Algunas variedades de tomate pueden reaccionar al exceso de nitrógeno en el suelo cuando se les suministra potasio, lo que puede provocar la formación de pulpa áspera y también una coloración desigual de la piel del fruto. Los “hombros” amarillos de los tomates pueden ser característicos de la variedad, pero desaparecen en los frutos maduros, mientras que la pulpa permanece jugosa.

Se recomienda no sólo añadir los nutrientes necesarios, sino también dosificarlos correctamente, observando la proporción entre ellos. Durante la maduración de los tomates, la necesidad de potasio en los fertilizantes debería ser mayor y, después de plantar las plántulas en el suelo, se debe poner mayor énfasis en el fósforo.
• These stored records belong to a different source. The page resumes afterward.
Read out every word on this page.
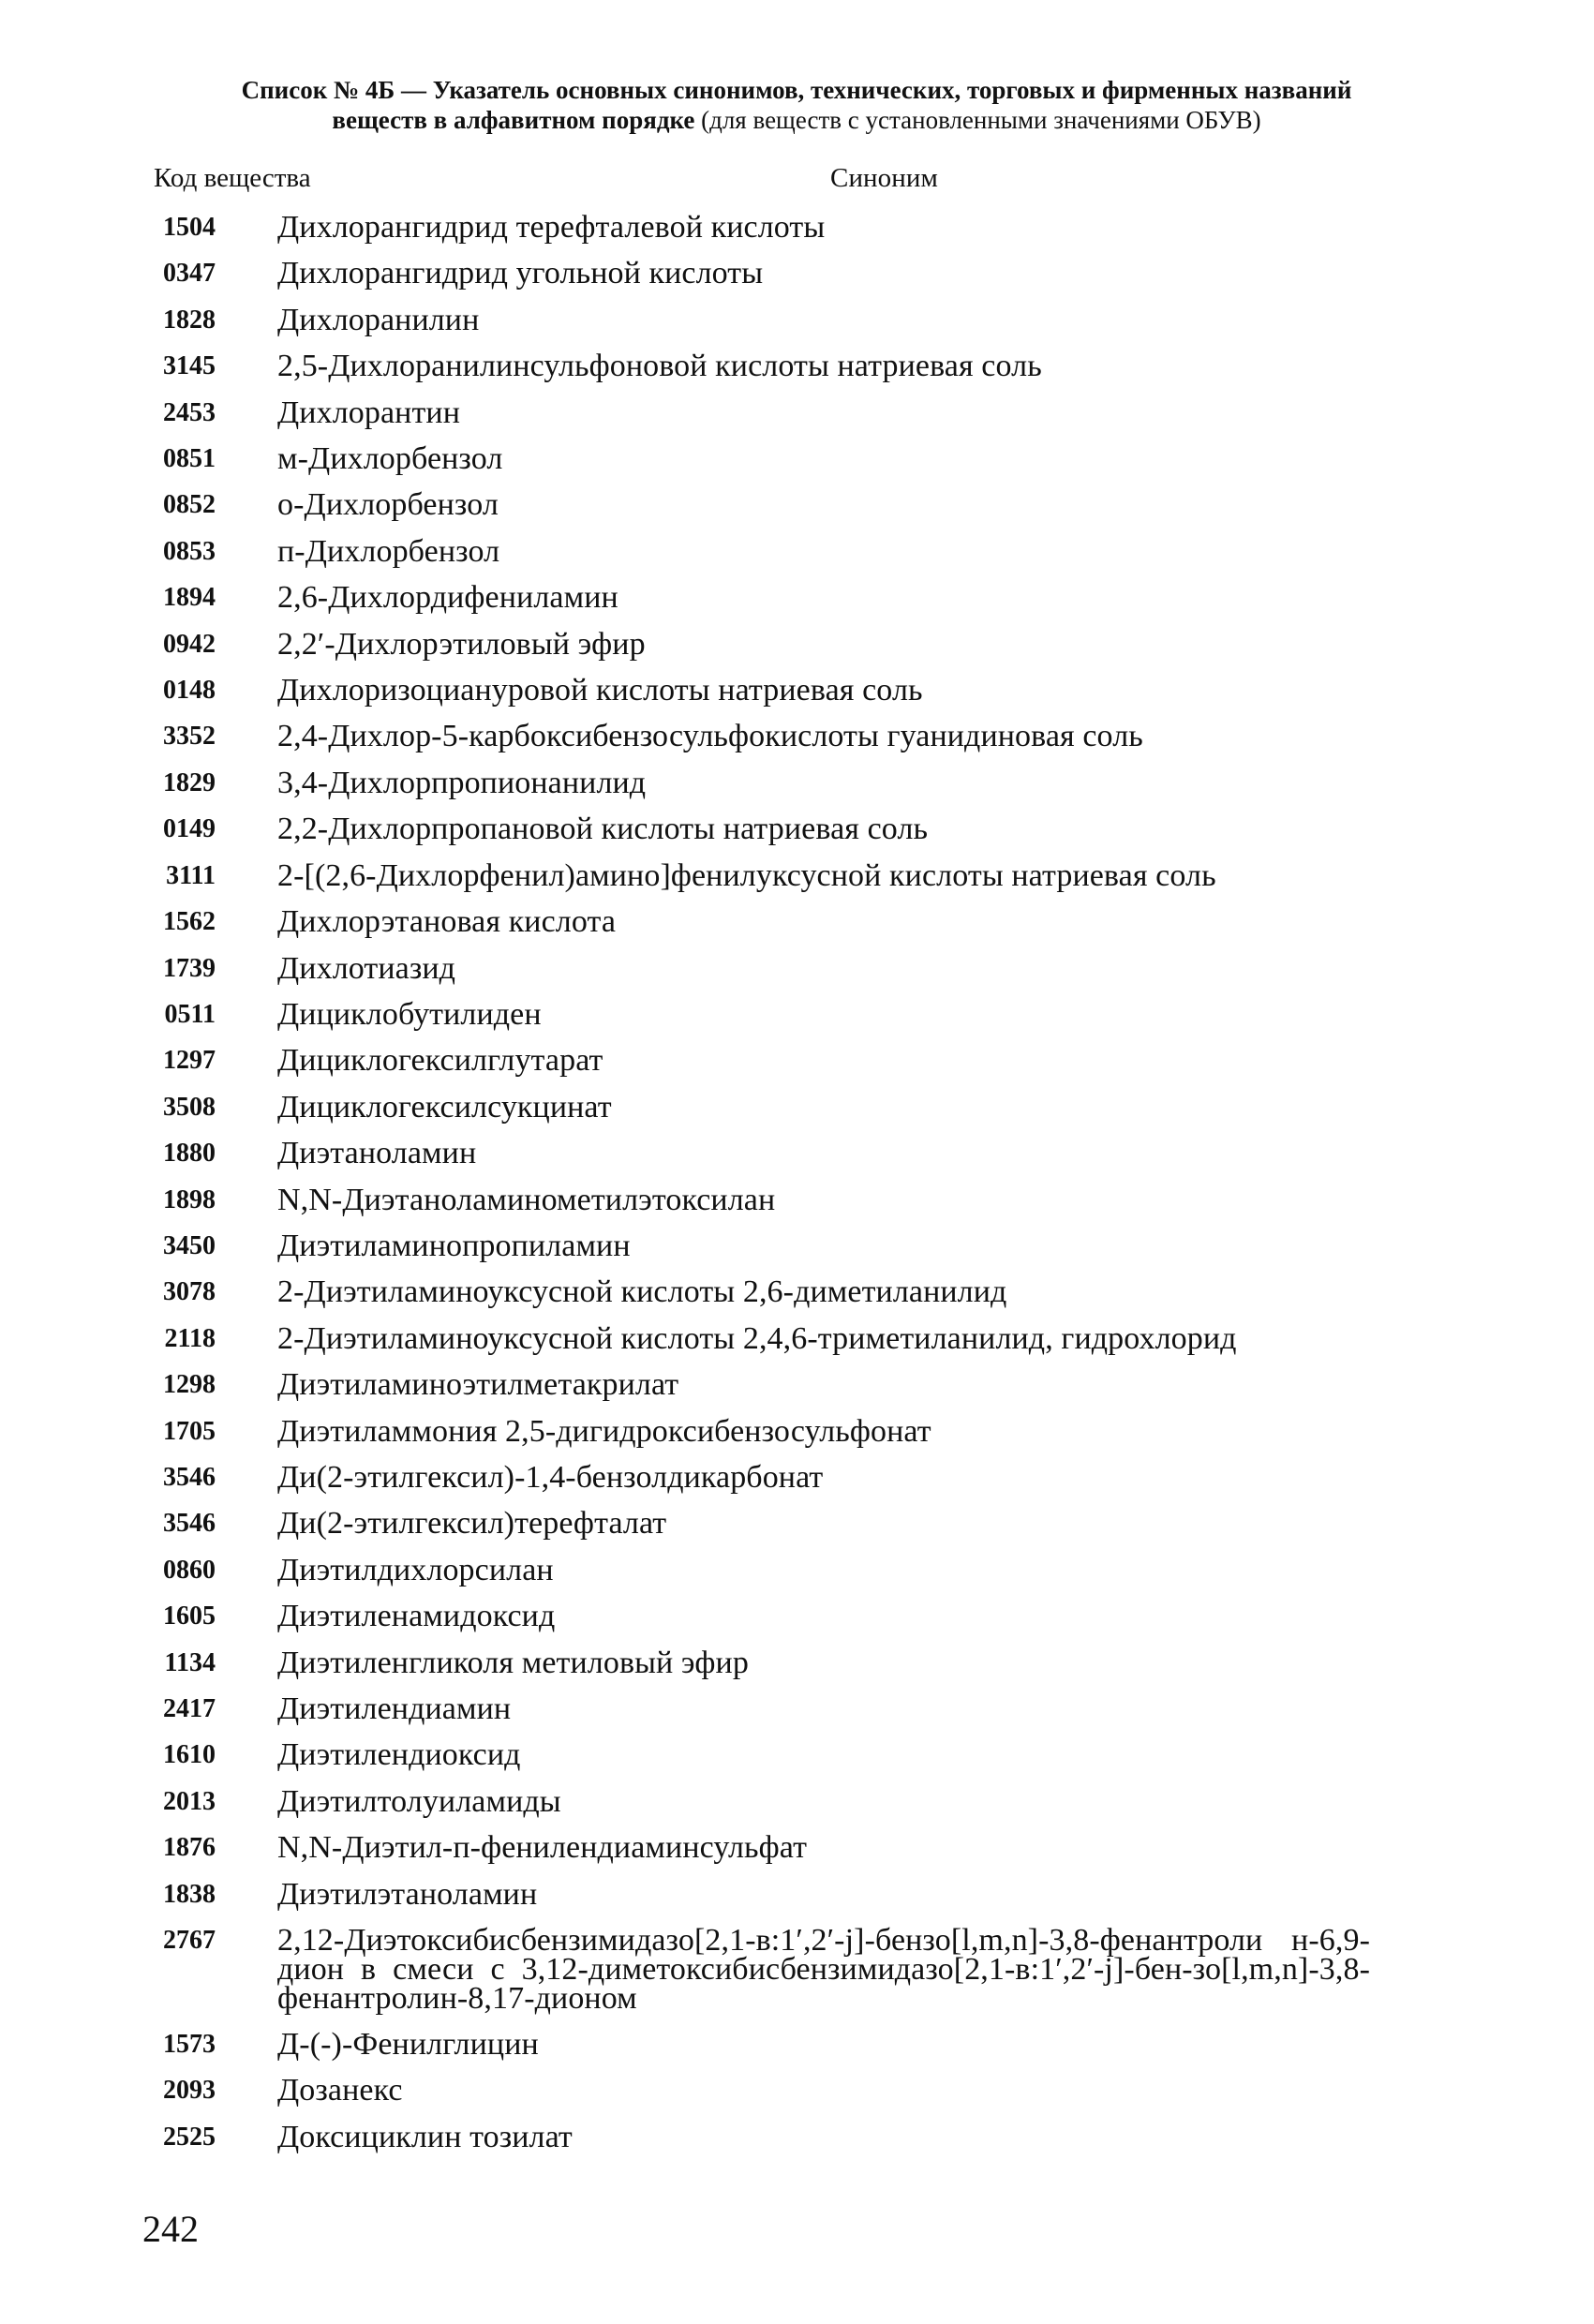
Список № 4Б — Указатель основных синонимов, технических, торговых и фирменных названий
веществ в алфавитном порядке (для веществ с установленными значениями ОБУВ)
Код вещества	Синоним
1504	Дихлорангидрид терефталевой кислоты
0347	Дихлорангидрид угольной кислоты
1828	Дихлоранилин
3145	2,5-Дихлоранилинсульфоновой кислоты натриевая соль
2453	Дихлорантин
0851	м-Дихлорбензол
0852	о-Дихлорбензол
0853	п-Дихлорбензол
1894	2,6-Дихлордифениламин
0942	2,2′-Дихлорэтиловый эфир
0148	Дихлоризоциануровой кислоты натриевая соль
3352	2,4-Дихлор-5-карбоксибензосульфокислоты гуанидиновая соль
1829	3,4-Дихлорпропионанилид
0149	2,2-Дихлорпропановой кислоты натриевая соль
3111	2-[(2,6-Дихлорфенил)амино]фенилуксусной кислоты натриевая соль
1562	Дихлорэтановая кислота
1739	Дихлотиазид
0511	Дициклобутилиден
1297	Дициклогексилглутарат
3508	Дициклогексилсукцинат
1880	Диэтаноламин
1898	N,N-Диэтаноламинометилэтоксилан
3450	Диэтиламинопропиламин
3078	2-Диэтиламиноуксусной кислоты 2,6-диметиланилид
2118	2-Диэтиламиноуксусной кислоты 2,4,6-триметиланилид, гидрохлорид
1298	Диэтиламиноэтилметакрилат
1705	Диэтиламмония 2,5-дигидроксибензосульфонат
3546	Ди(2-этилгексил)-1,4-бензолдикарбонат
3546	Ди(2-этилгексил)терефталат
0860	Диэтилдихлорсилан
1605	Диэтиленамидоксид
1134	Диэтиленгликоля метиловый эфир
2417	Диэтилендиамин
1610	Диэтилендиоксид
2013	Диэтилтолуиламиды
1876	N,N-Диэтил-п-фенилендиаминсульфат
1838	Диэтилэтаноламин
2767	2,12-Диэтоксибисбензимидазо[2,1-в:1′,2′-j]-бензо[l,m,n]-3,8-фенантроли н-6,9-дион в смеси с 3,12-диметоксибисбензимидазо[2,1-в:1′,2′-j]-бен-зо[l,m,n]-3,8-фенантролин-8,17-дионом
1573	Д-(-)-Фенилглицин
2093	Дозанекс
2525	Доксициклин тозилат
242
El riego periódico con una solución de 1 cucharada de jugo de limón y 1 balde de agua ayudará a que las plantas absorban los nutrientes necesarios. No se debe abusar del riego; el exceso de humedad y la difícil ventilación de los invernaderos pueden afectar negativamente la digestibilidad de los alimentos.

La mala aireación del suelo también puede provocar pulpa áspera y manchas amarillentas en los tomates. La siembra densa también puede afectar negativamente la calidad de los frutos: con ella, las plantas se darán sombra entre sí.